Callaway earned his M.A. in history in 2009 from Valdosta State University with major fields in American and Indigenous History. He entered the Ph.D. program at KU with an emphasis on American History, Indigenous, and Environmental History. Before studying history, Callaway earned an MPA from the University of Georgia in 2006 and worked as a local government auditor and park ranger for the State of Georgia.
Callaway’s dissertation, Wahunsonacock’s Gambit: Powhatan Foreign Relations and the Success of Virginia, 1570-1646 is an ethnohistorical examination of the early-contact Chesapeake that focuses on how the political, cultural, and economic realities facing the expanding Powhatan Paramount Chiefdom of Tsenacommacah led its leader Wahunsonacock to engage with, rather than ignore or exterminate, the newly arrived English colonists at Jamestown.
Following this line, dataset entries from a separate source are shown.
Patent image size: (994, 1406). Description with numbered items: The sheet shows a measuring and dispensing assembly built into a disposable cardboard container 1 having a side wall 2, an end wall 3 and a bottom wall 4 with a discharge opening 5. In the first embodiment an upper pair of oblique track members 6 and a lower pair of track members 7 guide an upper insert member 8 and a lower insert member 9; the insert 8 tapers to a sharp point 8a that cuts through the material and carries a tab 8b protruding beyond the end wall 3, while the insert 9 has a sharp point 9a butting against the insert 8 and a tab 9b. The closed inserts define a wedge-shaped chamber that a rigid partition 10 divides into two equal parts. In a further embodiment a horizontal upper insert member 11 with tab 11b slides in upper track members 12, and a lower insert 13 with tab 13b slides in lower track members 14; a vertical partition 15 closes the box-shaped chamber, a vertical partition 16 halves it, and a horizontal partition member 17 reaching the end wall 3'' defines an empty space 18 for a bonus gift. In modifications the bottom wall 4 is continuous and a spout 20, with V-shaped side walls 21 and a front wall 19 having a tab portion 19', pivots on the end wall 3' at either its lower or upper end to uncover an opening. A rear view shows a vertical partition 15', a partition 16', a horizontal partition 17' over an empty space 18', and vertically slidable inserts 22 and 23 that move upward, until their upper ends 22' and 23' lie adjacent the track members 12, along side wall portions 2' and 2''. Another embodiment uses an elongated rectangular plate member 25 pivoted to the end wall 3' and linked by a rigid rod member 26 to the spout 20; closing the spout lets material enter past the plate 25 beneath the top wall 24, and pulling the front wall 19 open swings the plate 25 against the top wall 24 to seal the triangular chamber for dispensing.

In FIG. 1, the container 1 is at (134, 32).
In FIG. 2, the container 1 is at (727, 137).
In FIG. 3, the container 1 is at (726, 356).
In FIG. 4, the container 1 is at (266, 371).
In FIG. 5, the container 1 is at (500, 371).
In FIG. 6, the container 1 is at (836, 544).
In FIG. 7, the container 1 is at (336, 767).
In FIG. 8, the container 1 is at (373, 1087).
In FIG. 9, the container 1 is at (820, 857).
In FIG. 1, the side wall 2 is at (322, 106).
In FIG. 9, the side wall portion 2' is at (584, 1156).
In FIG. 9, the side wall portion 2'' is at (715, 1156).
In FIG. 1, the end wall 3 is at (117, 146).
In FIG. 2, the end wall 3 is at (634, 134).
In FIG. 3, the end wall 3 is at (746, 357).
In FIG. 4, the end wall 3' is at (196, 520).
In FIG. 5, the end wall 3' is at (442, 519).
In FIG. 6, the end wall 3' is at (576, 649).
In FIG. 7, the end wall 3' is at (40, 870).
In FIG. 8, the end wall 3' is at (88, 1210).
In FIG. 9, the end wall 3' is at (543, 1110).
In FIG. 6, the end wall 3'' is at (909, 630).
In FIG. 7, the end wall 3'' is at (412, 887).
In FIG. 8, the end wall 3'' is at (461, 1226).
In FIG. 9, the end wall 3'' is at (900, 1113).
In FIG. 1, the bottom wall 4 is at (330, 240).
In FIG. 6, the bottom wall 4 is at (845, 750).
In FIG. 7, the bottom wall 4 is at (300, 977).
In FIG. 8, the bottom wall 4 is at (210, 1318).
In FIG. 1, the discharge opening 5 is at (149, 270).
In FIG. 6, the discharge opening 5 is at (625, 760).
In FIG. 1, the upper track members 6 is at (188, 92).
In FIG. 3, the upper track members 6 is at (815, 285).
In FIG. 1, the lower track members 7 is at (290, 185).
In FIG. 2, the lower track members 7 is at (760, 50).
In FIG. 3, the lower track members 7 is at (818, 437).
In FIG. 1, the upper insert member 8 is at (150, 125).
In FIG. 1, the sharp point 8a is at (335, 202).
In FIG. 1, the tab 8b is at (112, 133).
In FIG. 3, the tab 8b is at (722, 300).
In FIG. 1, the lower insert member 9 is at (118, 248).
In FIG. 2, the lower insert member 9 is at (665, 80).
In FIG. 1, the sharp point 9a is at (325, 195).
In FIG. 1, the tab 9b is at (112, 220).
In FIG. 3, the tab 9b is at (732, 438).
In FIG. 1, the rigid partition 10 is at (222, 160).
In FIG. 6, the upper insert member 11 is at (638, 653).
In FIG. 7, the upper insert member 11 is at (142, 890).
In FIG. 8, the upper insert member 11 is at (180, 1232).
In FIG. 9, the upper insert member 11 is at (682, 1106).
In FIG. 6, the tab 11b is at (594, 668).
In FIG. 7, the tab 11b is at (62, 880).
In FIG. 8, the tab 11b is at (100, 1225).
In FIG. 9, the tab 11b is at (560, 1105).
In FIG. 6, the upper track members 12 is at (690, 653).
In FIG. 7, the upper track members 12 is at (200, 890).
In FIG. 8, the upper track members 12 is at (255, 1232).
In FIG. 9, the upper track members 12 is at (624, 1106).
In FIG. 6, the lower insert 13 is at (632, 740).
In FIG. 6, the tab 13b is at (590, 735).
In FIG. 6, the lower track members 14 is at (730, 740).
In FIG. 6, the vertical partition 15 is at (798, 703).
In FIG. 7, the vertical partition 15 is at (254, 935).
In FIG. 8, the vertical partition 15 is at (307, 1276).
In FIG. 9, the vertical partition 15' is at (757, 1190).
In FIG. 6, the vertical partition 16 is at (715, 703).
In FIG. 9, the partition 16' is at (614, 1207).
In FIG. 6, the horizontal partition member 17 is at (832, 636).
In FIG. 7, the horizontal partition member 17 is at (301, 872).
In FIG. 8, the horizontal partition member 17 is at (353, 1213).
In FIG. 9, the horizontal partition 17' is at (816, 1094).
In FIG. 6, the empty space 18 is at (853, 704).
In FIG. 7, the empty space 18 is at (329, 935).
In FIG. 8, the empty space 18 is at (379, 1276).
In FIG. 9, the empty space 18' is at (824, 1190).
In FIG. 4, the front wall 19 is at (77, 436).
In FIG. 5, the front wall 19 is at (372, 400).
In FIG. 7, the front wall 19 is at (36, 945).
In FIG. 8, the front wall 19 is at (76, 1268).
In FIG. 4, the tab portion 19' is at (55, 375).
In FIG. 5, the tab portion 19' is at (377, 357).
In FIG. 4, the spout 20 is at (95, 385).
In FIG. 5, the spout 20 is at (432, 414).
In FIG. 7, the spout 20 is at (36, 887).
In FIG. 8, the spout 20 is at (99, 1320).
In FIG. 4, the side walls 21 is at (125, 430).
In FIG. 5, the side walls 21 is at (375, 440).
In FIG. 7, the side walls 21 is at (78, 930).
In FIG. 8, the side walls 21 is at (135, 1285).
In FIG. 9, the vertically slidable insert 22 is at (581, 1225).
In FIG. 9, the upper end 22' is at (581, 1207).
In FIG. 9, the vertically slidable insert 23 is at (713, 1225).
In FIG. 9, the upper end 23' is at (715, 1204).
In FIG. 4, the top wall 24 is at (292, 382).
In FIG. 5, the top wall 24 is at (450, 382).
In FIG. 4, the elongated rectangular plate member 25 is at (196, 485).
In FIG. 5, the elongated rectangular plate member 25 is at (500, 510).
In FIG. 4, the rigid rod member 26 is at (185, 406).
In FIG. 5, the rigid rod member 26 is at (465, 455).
By looking closely at the political complexity of the indigenous Chesapeake, his dissertation argues that Tsenacommacah’s sophisticated foreign policy unintentionally engendered the success of English colonialism in Virginia.
Callaway received KU’s University Graduate Fellowship and spent 2012-2013 researching at the Library of Congress. He has been an Assistant Instructor for Indigenous North American History at the University of Kansas and Early US History at Valdosta State University. He has also been a GTA for various other courses, including Conspiracies and Paranoia in American History. Callaway is advised by Dr. Paul Kelton and expects to complete his Ph.D. requirements by 2014.